22 November 2017
Rates & FX Market Update
Focus To Shift Towards FOMC Minutes
Highlights
¨ Global Markets: The US curve flattened closing below 60bps for the first time since 20017 as short term Treasury yields climbed (2y: 2.1bps) tracking expectations of the likely December rate hike while longer tenors dropped (10y: -1.1bps) as inflation expectations are sluggish. Our anticipated inflation indicator militates against higher price pressures as explained in our previous Strategic Allocator.

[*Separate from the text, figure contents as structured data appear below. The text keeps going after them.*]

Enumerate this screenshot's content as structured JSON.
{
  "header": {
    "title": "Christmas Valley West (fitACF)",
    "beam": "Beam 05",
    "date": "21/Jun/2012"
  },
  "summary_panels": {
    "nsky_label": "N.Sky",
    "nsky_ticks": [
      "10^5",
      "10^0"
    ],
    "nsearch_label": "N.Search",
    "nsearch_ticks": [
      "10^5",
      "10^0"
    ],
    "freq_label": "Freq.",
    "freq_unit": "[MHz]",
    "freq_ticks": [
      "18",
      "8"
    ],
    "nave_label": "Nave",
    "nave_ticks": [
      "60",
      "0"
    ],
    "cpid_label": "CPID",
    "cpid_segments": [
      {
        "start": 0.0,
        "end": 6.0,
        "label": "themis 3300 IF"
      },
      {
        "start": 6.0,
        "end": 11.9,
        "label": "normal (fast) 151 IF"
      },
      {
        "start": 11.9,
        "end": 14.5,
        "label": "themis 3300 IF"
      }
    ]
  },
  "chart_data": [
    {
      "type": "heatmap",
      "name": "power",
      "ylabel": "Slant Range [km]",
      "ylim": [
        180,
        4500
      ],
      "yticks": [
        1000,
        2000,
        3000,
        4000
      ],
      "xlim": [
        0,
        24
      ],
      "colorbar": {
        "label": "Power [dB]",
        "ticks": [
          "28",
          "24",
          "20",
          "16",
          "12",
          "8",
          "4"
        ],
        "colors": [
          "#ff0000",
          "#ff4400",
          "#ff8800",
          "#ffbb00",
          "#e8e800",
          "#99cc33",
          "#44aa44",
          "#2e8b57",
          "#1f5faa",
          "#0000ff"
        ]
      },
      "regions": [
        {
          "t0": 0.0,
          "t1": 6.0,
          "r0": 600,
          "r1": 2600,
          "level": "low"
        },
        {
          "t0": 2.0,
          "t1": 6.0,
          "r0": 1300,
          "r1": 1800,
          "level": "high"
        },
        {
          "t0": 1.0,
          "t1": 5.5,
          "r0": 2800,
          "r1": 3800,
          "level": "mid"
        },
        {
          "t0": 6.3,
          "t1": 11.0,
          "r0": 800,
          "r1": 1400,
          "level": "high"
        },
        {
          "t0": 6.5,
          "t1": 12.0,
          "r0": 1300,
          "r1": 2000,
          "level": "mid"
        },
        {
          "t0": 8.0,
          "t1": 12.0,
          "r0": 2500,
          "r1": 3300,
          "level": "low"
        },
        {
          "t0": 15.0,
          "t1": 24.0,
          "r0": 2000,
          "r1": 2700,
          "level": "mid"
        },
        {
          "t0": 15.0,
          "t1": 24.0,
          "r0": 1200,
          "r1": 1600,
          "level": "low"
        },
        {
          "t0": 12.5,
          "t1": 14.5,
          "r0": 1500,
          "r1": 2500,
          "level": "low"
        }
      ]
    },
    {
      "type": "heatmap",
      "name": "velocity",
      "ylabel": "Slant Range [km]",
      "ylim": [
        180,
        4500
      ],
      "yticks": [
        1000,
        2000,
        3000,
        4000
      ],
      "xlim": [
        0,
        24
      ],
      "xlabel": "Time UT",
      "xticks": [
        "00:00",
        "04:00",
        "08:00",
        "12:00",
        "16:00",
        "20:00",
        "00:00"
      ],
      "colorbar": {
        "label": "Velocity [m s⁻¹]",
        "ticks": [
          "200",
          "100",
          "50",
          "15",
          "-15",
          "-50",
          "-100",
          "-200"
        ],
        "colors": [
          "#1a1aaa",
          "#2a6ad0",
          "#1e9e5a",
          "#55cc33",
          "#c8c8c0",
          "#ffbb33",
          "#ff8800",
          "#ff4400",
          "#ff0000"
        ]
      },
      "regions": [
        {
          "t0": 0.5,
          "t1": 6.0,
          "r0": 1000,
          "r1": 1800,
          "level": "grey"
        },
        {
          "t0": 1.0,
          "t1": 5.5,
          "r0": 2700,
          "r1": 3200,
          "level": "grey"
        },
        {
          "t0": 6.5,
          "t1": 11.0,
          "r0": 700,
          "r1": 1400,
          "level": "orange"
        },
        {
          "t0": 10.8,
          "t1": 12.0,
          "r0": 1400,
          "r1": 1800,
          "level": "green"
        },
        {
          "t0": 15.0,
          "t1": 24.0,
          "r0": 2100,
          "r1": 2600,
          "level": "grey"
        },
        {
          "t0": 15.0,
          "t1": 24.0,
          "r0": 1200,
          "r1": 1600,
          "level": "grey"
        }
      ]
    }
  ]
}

Janet Yellen speaking in New York acknowledged that the Fed faces a delicate balancing act by managing its dual mandate: avoid a "boom-bust" cycle given the economic expansion and tight labour market while increasing interest rates too fast might send the country in recession. This leaves the Fed to fine tune its policy and can force the FOMC to adopt a more discretionary approach: remain neutral UST.
¨ AxJ Markets: In the absence of any economic release in the region, regional markets traded by taking cues from global developments. With a broad Dollar under pressure, Asian currencies closed in positive territory. Malaysian Foreign Reserves will be released today and should the print show continuing improvement, the Ringgit would remain supported, on the way towards 4.10 against the USD, underscoring our constructive and positive outlook on the currency.
¨ The EURUSD pared some of Monday's losses holding above the 1.17 support (close: 1.1772); the risk coming from the short term uncertainty over the German political landscape is likely to be slowly digested by market participants. The recovery on the pair could also be attributed to some weakness in the Dollar as Nafta talks progress and push the Mexican Peso and Canadian Dollar higher as Mexico adopted a rather tough stance against some of the proposals of Trump administration.